Avec votre discours, la stigmatisation, déjà « en marche », va redoubler d’intensité
En une décennie et après rencontré un très grand nombre de familles, je n’ai jamais croisé aucune de ces dérives que vous évoquez, à grand renfort de propos caricaturaux. En revanche, je connais plusieurs familles de confession musulmane, dont les enfants scolarisés dans des quartiers difficiles, victime de harcèlement ou de mauvaises fréquentations dans l’école, ont choisi ce mode d’instruction, pour préserver la santé mentale de leurs enfants et leur avenir. Chez ces familles, nulle trace de fanatisme d’aucune sorte, mais un harcèlement administratif de fonctionnaires zélés, déclenché par la simple vue d’une mère portant le voile. Entre rire jaune et amertume, ces mères m’ont décrit comment un contrôle de l’instruction à domicile pouvait se transformer en une inspection suspicieuse de tous les recoins de leur lieu de vie. Avec votre discours, la stigmatisation, déjà « en marche », va redoubler d’intensité.
Cependant, je ne prétends pas que ces dérives n’existent pas, mais j’affirme qu’elles sont minoritaires et que la loi existante permet déjà, avec notamment le contrôle de l’instruction à domicile, le signalement au procureur et l’injonction de scolariser, d’apporter une réponse aux cas que vous citez.
Votre démarche est complètement à rebours de l’évolution du monde
La brutalité de votre démarche, à mettre sur le compte de votre inexpérience de la vraie vie, de la réalité de l’enfance et d’un entourage trop technocratique, est de surcroît complètement à rebours de l’évolution du monde : des citoyens plus formés et mieux informés, capables de comprendre les enjeux et plus exigeants face aux menaces qui pèsent sur leurs libertés. L’expérience de nombreux pays (Allemagne, pays du nord de l’Europe, États-Unis) montre qu’un enseignement plus divers et plus respectueux de l’enfant produit des adultes ayant une confiance en eux supérieure, plus créatifs et donc porteurs de la réussite économique de leur pays. Enfin, aux Français qui ont essayé ce mode d’instruction pendant le confinement que vous avez décrété, vous imaginez, dans un brusque retournement, leur dénier ce droit ?

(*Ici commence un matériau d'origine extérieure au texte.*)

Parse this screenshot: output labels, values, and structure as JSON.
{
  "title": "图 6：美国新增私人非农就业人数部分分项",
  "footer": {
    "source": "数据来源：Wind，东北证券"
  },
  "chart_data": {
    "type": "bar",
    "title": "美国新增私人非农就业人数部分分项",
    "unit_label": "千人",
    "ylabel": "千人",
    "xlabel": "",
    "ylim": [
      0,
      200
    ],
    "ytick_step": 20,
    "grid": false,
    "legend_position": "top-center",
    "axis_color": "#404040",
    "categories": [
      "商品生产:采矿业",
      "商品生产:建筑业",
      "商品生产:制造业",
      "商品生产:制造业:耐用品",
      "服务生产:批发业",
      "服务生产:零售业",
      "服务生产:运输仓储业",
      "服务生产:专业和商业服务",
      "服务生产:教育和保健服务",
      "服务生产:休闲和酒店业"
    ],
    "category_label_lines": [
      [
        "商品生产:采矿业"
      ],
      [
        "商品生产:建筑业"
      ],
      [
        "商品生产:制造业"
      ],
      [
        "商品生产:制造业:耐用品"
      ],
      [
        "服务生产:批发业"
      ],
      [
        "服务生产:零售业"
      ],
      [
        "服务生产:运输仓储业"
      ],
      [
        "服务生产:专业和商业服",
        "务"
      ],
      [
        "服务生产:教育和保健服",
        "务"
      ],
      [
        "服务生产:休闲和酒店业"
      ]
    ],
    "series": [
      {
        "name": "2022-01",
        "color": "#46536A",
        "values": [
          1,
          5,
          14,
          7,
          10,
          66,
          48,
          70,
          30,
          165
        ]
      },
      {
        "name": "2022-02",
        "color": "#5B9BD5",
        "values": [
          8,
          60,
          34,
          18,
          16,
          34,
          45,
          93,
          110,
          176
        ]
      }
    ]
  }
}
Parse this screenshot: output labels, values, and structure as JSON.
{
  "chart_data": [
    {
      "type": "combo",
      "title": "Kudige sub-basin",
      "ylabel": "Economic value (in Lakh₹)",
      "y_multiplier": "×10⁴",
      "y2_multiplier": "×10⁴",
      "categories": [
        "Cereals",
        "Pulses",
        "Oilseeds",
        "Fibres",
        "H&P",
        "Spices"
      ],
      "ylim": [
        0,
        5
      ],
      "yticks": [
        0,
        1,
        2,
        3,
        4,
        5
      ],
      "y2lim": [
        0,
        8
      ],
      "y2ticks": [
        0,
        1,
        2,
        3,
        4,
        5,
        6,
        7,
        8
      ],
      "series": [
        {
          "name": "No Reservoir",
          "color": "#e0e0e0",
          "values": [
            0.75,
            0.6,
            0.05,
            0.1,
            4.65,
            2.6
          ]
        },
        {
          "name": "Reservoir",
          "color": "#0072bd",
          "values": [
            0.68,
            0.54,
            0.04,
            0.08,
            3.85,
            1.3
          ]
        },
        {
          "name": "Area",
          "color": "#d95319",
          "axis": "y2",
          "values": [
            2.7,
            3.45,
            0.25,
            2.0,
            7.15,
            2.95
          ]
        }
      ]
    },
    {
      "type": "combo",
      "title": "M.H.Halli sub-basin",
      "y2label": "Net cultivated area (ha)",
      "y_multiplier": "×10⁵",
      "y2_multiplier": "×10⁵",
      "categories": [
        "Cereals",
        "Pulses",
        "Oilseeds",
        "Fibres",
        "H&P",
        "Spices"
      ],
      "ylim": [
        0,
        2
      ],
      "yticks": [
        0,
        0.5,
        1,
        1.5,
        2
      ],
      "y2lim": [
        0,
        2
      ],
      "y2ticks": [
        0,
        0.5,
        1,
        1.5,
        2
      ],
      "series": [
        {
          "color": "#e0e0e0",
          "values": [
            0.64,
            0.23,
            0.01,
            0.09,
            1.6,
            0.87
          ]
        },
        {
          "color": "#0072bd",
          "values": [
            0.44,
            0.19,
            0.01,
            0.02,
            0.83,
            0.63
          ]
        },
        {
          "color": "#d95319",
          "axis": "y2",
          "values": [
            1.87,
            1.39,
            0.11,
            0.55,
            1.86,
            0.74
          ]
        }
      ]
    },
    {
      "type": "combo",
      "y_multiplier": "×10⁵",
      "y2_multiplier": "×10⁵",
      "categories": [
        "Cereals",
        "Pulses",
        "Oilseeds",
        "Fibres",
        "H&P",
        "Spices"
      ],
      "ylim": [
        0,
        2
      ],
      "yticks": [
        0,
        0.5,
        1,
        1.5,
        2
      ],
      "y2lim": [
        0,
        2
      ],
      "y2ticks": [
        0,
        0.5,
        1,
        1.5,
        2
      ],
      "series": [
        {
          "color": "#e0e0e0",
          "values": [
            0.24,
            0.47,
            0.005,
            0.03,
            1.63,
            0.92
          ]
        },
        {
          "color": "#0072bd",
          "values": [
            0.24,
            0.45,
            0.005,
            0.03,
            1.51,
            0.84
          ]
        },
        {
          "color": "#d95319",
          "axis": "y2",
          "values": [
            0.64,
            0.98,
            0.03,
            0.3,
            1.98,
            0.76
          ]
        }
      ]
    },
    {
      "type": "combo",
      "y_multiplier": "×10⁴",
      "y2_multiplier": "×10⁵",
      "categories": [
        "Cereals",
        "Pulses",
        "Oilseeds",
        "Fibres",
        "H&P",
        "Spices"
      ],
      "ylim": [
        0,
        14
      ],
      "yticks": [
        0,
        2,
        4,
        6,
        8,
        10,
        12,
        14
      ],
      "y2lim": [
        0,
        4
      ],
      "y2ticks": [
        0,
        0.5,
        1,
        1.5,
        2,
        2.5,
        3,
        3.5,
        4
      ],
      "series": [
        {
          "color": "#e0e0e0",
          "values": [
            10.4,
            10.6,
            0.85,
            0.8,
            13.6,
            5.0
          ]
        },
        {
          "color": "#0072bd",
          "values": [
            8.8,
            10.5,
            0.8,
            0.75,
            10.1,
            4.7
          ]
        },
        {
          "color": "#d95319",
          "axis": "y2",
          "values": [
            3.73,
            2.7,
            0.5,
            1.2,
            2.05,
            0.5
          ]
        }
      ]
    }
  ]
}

L’instruction en famille concerne principalement des enfants de primaire, dont une grande majorité rejoint le système classique au collège, comme c’est le cas de mes enfants. C’est en général leur volonté et correspond à un âge où ils ont de nouvelles attentes. Leur confiance en eux et leur expérience passée est alors un socle solide qui leur permet d’affronter sereinement un milieu scolaire parfois difficile et la greffe se passe en général très bien.
Ce cadre si précieux de l’instruction en famille est également une solution à nombre de problèmes existants à l’école et pour lesquels les ministres successifs ont constamment échoué dans leur résolution. La violence et le harcèlement notamment, grand danger pour la santé mentale de nos enfants, est un des cas importants de recours à ce choix d’instruction : proposez-vous donc comme solution à ce problème de casser ce thermomètre ?
Recevez, monsieur le président de la République, mes cordiales salutations.